Mahkememizin … E., … K. Sayılı ilamının davalı tarafından temyizi neticesinde Yargıtay 23. HD’nin 11/02/2013 tarih …E.-… K. sayılı ilamı ile; ” harcama tarihleri itibariyle zamanaşımı süresinin dolmadığı belirtilmiş ise de, hükme esas alınan bilirkişi raporundan bir kısım harcamaların 2008 yılında yapıldığının belirtildiği, bilirkişi raporunda harcama kalemleri tek tek gösterilmediği halde, dava tarihi olan 04.11.2009 tarihi itibariyle 2008 yılında yapılan harcama bedelleri yönünden ne sebeple, hangi hukuki gerekçe ile zamanaşımı süresinin dolmadığının tartışılmadığı, davacının, ödediğini istirdata hakkı olduğunu öğrenme tarihinin herbir harcama kalemi yönünden tesbiti ile dava tarihi itibariyle anılan hükümdeki bir yıllık zamanaşımı süresinin dolup dolmadığı değerlendirilip sonucuna göre bir karar verilmesi gerektiği, öte yandan, talep konusu harcama miktarlarının, gerçeği yansıtmadığının savunulmasına göre raporun alındığı bilirkişi kuruluna yapılan işlerle ilgili uzmanlığı bulunan mühendis bilirkişilerin katılımı sağlanarak mahallinde keşif yapılıp, harcamaların yapıldığı tarihteki değerlerinin tespiti ile gerçek miktarları yansıtıp yansıtmadığının değerlendirilmemesinin doğru olmadığı, tek taraflı feshedildiği belirtilen sözleşmelerin akıbeti, feshin kesinleşip kesinleşmediği konularında yeterli değerlendirme yapılmadığı” belirtilerek bozulmuştur.
e-imzalı e-imzalı

Yargıtay bozma ilamı sonrasında, mahkememizin yukarıdaki esasına kaydedilen dosyada, yasaya uygun bulunan bozma ilamına uyulmasına karar verilmiş işin esasına girilmiştir.

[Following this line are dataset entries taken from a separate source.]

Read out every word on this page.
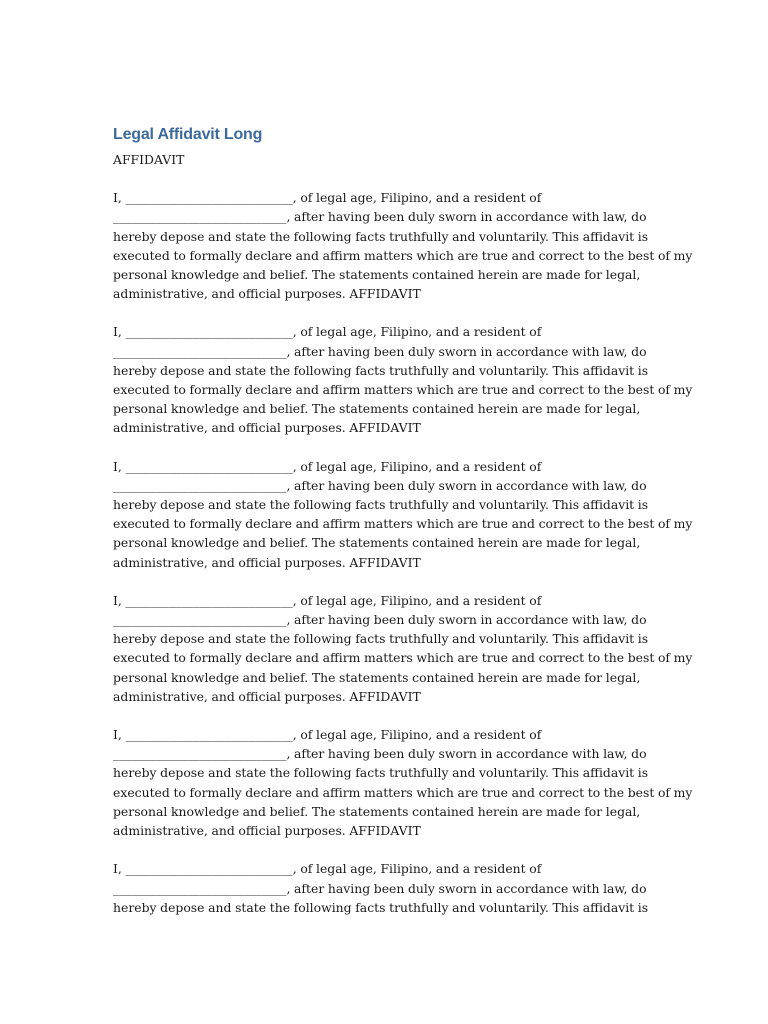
Legal Affidavit Long
AFFIDAVIT

I, ___________________________, of legal age, Filipino, and a resident of
____________________________, after having been duly sworn in accordance with law, do
hereby depose and state the following facts truthfully and voluntarily. This affidavit is
executed to formally declare and affirm matters which are true and correct to the best of my
personal knowledge and belief. The statements contained herein are made for legal,
administrative, and official purposes. AFFIDAVIT

I, ___________________________, of legal age, Filipino, and a resident of
____________________________, after having been duly sworn in accordance with law, do
hereby depose and state the following facts truthfully and voluntarily. This affidavit is
executed to formally declare and affirm matters which are true and correct to the best of my
personal knowledge and belief. The statements contained herein are made for legal,
administrative, and official purposes. AFFIDAVIT

I, ___________________________, of legal age, Filipino, and a resident of
____________________________, after having been duly sworn in accordance with law, do
hereby depose and state the following facts truthfully and voluntarily. This affidavit is
executed to formally declare and affirm matters which are true and correct to the best of my
personal knowledge and belief. The statements contained herein are made for legal,
administrative, and official purposes. AFFIDAVIT

I, ___________________________, of legal age, Filipino, and a resident of
____________________________, after having been duly sworn in accordance with law, do
hereby depose and state the following facts truthfully and voluntarily. This affidavit is
executed to formally declare and affirm matters which are true and correct to the best of my
personal knowledge and belief. The statements contained herein are made for legal,
administrative, and official purposes. AFFIDAVIT

I, ___________________________, of legal age, Filipino, and a resident of
____________________________, after having been duly sworn in accordance with law, do
hereby depose and state the following facts truthfully and voluntarily. This affidavit is
executed to formally declare and affirm matters which are true and correct to the best of my
personal knowledge and belief. The statements contained herein are made for legal,
administrative, and official purposes. AFFIDAVIT

I, ___________________________, of legal age, Filipino, and a resident of
____________________________, after having been duly sworn in accordance with law, do
hereby depose and state the following facts truthfully and voluntarily. This affidavit is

Yargılama sürecinde davacı kooperatifin iflasına karar verilmesi nedeniyle İİK 194. Madde gereği yargılamanın durmasına karar verilmiş, ikinci alacaklılar toplantısının yapılması sonucu yargılamaya devam edilmiştir.

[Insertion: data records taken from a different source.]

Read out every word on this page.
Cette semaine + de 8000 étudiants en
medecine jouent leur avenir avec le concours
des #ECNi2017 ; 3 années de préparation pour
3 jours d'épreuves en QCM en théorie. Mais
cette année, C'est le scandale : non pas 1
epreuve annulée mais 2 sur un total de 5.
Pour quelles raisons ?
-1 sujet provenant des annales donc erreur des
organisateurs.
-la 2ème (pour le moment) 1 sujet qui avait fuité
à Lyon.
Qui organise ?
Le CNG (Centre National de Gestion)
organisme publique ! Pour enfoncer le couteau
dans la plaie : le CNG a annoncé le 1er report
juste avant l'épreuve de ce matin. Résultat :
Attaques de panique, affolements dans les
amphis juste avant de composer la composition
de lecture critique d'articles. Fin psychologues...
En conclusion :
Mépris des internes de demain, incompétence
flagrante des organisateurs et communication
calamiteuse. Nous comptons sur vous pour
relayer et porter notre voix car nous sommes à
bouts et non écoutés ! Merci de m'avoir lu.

Mahkememizce bozma ilamı doğrultusunda, mahallinde inceleme yapılarak inşaat mühendisi ve kooperatifler konusunda uzman bilirkişilerce düzenlenen 03.11.2017 tarihli rapor alınmıştır. Raporda; 42 dairelik bloğun kullanılmakta olduğu, davalının, kooperatif ortaklığının bulunmadığı, davalıdan ortaklık nedeniyle doğacak alacak talebinde bulunulamayacağı, davacı kooperatifin alacak talebine esas sarf listesinde binanın doğrudan bakım ve yenilenmesi için harcamaların tüm kat maliklerinden toplanan aidatlarla yapıldığı için bu listenin esas alındığı, belirlenen bedellerin 2009 yılı rayiçlerine uygun olduğu, davalının payına 7.251,73 TL isabet ettiği, davalının dairesini dava dışı taşerondan alması nedeniyle kendisinden şerefiye talep edilemeyeceği belirtilmiştir.

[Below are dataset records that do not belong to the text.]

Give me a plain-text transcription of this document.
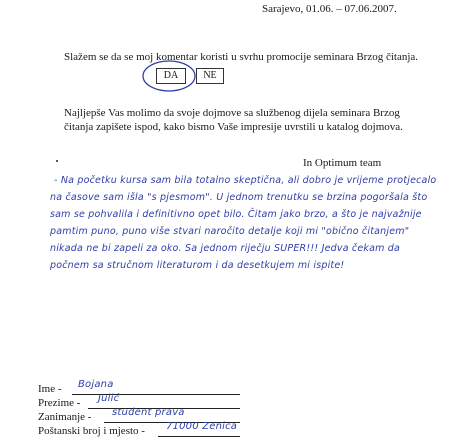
Sarajevo, 01.06. – 07.06.2007.
Slažem se da se moj komentar koristi u svrhu promocije seminara Brzog čitanja.
DA	NE
Najljepše Vas molimo da svoje dojmove sa službenog dijela seminara Brzog
čitanja zapišete ispod, kako bismo Vaše impresije uvrstili u katalog dojmova.
In Optimum team
- Na početku kursa sam bila totalno skeptična, ali dobro je vrijeme protjecalo
na časove sam išla "s pjesmom". U jednom trenutku se brzina pogoršala što
sam se pohvalila i definitivno opet bilo. Čitam jako brzo, a što je najvažnije
pamtim puno, puno više stvari naročito detalje koji mi "obično čitanjem"
nikada ne bi zapeli za oko. Sa jednom riječju SUPER!!! Jedva čekam da
počnem sa stručnom literaturom i da desetkujem mi ispite!
Ime - Bojana
Prezime - Julić
Zanimanje - student prava
Poštanski broj i mjesto - 71000 Zenica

Harcamalara esas işlerin tarihlerinin ayrı ayrı açıklanması için alınan 01.03.2018 tarihli ek raporda ise; alt yapı ve çevre düzeni için yapılan harcamaların 2009 yılında yapıldığı tek tek açıklanmıştır.
Tüm bu açıklamalara göre; dava konusu bağımsız bölümünde bulunduğu ana binada, 26.10.2010 tarihinde apartman ve site yönetimi oluşturulduğu, davacı kooperatifin kat malikleri yararına olan harcamaları istemekte haklı olduğu, tek yanlı olarak feshedilen sözleşmelerin davalının yararlandığı davacı imalatlarının bedelini ödemeye engel teşkil etmediği, imalatın kooperatifçe yapıldığı hususunda uyuşmazlık bulunmadığı, davalının taşınmazın tapusunun edinilmesinden sonraki yapılan zorunlu ve faydalı giderleri davalı hissesi oranında ödemekle yükümlü olduğu, bilirkişi raporu ile tek tek tespit edilen kalemlerin 2009 yılında gerçekleştirildiği, dava tarihine kadar sebepsiz zenginleşme hükümleri gereği zamanaşımı süresinin dolmadığı, davacının dava dilekçesindeki talebinin 7.000,00-TL olduğu, ıslahla artırılan kesim yönünden ise zamanaşımı süresinin dolduğu anlaşılmakla davanın kısmen kabulüne ve 7.000-TL lik imalat ve hizmet bedeline yönelik talebin kabulüne dair aşağıdaki hüküm kurulmuştur.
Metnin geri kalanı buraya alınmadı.